Employed as a Department of Defense (DOD) Logistician for 26 years. Maurice Stewart now specializes in RFID, working in the DOD's Logistics Automatic Identification Office.
By Maurice Stewart & Allan Holmes
When the jet flew into the Pentagon on Sept. 11, 2001, I felt violated. At the time, I worked at Fort Belvoir, south of Washington, D.C., as a logistician. But I had worked in the Pentagon building for several years.
That’s why when the senior leaders at the Logistics Operations Center asked for volunteers to go to Iraq, I immediately said I’d go. DoD has given me an education and opportunities to see the world. If the department says, “Hey, we need you to go,” I say OK.
I wasn’t sure what to expect, but you can watch CNN and know what you’re in for. On July 14, while I was in Balad, Iraq, we got mortared four times. One time I was using the bathroom at midnight, and a mortar went off so close that the whole trailer shook.
It’s routinely in the hundreds here. It cools down to 99 at night. You put towels in your boots at night to keep the camel spiders, mice and lizards out.
Then there are the tactical landings when you come in fast and hard. I was flying into Balad on a C-130, a huge cargo jet. I went there to train soldiers on RFID tagging, making sure they’re writing the tags with the right level of detail to get visibility of the assets as they move along the supply routes. The week before I arrived, a young man had been shot getting out of a 130. As you’re landing, they tell you to put your flak jacket and helmet on.
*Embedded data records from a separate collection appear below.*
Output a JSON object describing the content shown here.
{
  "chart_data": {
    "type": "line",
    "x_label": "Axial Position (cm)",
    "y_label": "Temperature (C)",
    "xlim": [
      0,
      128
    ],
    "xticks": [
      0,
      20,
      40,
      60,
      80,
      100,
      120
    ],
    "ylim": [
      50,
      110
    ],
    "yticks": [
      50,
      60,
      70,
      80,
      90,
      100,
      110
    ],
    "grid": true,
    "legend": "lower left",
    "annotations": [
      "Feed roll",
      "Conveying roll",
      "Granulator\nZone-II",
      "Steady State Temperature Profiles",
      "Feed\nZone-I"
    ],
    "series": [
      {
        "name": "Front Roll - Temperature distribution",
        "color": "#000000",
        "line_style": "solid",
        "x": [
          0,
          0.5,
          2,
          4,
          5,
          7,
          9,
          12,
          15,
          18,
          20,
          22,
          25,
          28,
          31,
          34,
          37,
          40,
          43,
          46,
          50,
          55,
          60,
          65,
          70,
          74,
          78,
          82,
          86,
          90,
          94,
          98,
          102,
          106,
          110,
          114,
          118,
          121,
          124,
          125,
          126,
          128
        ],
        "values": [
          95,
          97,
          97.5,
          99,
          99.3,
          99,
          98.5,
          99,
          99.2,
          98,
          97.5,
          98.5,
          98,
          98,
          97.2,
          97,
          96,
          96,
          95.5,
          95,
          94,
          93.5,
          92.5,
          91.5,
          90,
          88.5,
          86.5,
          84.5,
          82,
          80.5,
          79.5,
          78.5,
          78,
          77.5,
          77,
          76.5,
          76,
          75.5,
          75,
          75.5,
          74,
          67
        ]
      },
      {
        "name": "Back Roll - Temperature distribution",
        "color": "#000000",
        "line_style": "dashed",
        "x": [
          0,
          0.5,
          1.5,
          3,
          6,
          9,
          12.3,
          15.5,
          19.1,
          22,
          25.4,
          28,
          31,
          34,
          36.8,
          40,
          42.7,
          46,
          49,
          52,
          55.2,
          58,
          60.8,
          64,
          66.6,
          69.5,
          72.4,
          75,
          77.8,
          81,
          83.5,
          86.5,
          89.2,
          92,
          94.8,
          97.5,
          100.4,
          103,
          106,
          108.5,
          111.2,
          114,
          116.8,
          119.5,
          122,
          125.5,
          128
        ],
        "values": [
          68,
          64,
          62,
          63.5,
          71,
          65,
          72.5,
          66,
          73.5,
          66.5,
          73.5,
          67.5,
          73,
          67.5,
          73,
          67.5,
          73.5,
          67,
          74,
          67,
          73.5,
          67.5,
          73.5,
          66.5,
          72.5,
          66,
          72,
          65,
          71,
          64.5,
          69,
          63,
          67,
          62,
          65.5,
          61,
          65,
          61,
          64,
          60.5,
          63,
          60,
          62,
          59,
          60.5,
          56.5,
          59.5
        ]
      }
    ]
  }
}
After landing, the back drops down, and you run as fast as you can.
Maurice Stewart in Iraq, with some of the assets he’s getting to the troops.
The violence doesn’t affect me too much. I grew up in Youngstown, Ohio. There were guns and drugs. Most of the classmates I grew up with are probably dead or in prison. My mother left me with an elderly couple when I was six months old. I knew my father, but he wasn’t a part of my life.
I get my motivation from my wife, Johnnie, and my 12-year-old daughter, Marissa. It was hard to say good-bye to them, but I told my daughter, “We have troops in Iraq, and we have folks over in Afghanistan. They’re fighting this war on terrorism, and they’re protecting us. At times, they have problems getting their food, getting their spare parts, getting bullets to protect them. So, Dad’s going over to help them get this stuff.”
She said, “Dad, that’s a good thing. Go do that.”
My wife didn’t want me to go, but she said, “If that’s what you need to do, that’s what you should do.” So with that kind of support, you can’t do anything but come over here and do well.